LOGISTICS and imports are undergoing significant changes, amid an increasing awareness on the importance of being cost-conscious and needing to find ways to be more efficient.
The role technology plays in this environment cannot be overstated. Clients can track their parcels, provide instructions on when to ship and make the necessary documentation available to expedite custom stops, irrespective of their location.
By the time the goods arrive at the harbour, there will not be any delays due to paperwork not being filed properly or some other issues that happened during transit. This means logistics providers and importers are now evolving to become more analytical and consultant-centric.
Inbound supply chain management has many moving parts. Working with the right partner can deliver significant value-added insights.
What we must also understand is that economic instability, a weakening currency, and rising prices contribute to the increasing cost of landed goods.
And with many companies funding their imports either with an overdraft or trade finance facilities, there needs to be a more effective way of mitigating these risks.
The emergence of fintechs has contributed to a more innovative approach, when it comes to financing.

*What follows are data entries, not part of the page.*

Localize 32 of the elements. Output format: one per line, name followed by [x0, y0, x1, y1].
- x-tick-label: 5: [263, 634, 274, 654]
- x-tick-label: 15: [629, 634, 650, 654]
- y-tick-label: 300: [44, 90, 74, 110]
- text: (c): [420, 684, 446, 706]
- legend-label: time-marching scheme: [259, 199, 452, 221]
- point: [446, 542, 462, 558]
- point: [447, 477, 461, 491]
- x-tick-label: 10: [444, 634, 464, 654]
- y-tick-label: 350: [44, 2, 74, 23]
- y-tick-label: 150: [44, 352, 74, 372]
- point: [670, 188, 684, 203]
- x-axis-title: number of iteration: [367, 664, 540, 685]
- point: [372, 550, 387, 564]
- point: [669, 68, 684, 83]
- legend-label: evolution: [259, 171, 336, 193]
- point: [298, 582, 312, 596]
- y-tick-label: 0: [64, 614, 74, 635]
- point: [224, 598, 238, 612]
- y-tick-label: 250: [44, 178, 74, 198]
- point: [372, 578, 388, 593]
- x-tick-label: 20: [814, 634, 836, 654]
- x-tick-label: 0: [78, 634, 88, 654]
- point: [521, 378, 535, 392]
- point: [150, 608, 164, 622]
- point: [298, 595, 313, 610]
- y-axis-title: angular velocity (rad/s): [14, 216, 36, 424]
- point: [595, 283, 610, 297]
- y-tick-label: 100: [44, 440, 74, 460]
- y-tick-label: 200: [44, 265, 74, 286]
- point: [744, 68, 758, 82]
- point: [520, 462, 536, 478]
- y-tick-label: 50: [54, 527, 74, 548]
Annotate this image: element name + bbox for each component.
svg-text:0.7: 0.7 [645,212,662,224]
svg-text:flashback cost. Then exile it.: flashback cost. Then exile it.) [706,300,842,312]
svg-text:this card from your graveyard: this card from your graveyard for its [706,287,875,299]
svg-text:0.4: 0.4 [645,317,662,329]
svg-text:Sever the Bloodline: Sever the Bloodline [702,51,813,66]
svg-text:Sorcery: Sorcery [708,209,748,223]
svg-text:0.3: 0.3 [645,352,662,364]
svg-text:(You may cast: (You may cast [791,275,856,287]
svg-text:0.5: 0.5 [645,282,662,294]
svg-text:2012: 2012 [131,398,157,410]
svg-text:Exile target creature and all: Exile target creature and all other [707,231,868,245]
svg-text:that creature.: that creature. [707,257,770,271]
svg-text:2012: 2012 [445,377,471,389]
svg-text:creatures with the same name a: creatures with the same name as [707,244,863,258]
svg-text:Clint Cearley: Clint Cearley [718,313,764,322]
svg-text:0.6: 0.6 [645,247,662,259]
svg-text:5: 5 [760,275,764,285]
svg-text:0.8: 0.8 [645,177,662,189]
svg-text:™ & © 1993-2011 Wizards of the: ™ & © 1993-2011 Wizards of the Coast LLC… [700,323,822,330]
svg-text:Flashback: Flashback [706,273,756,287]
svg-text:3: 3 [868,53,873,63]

Companies are no longer limited to waiting for weeks while banks approve additional credit. Instead, import supply chain partners can conduct a real-time needs analysis on the variables at play, and how they impact on the cost of the goods.
This results in additional funding being provided, so organisations can import the volumes they promised to customers, instead of being limited to their line of credit from the banks.
Traditionally, customers opted for debtors’ book factoring. But with times becoming tougher, banks are not making the entire facility available. This is resulting in a drive towards funding where the customer has a guarantee that the total amount is available to finance imports.
As technology evolves, so too are more mobile applications becoming available, to further empower customers through the importing process. Some allow for the physical tracking of goods whilst others, like traditional banking apps, take care of the financing side.
However, when these components are combined in a single offering, users will have more control over all facets of their imports.
By combining the financial and the physical supply chain in an integrated platform, customers do not have to log into multiple environments. Instead, they have an integrated offering that gives them all the information they need, in a convenient and user-friendly way.
People are becoming savvier, throughout the supply chain process. Retailers go directly to the source, see the margin, and use that to negotiate suppliers down. With margins becoming thinner, there is more awareness around cost-containment.
By embracing technology, different financing models, and working with importers as partners in 2018, Namibian companies can mitigate a lot of the risks associated with the uncertainties that exist in the market.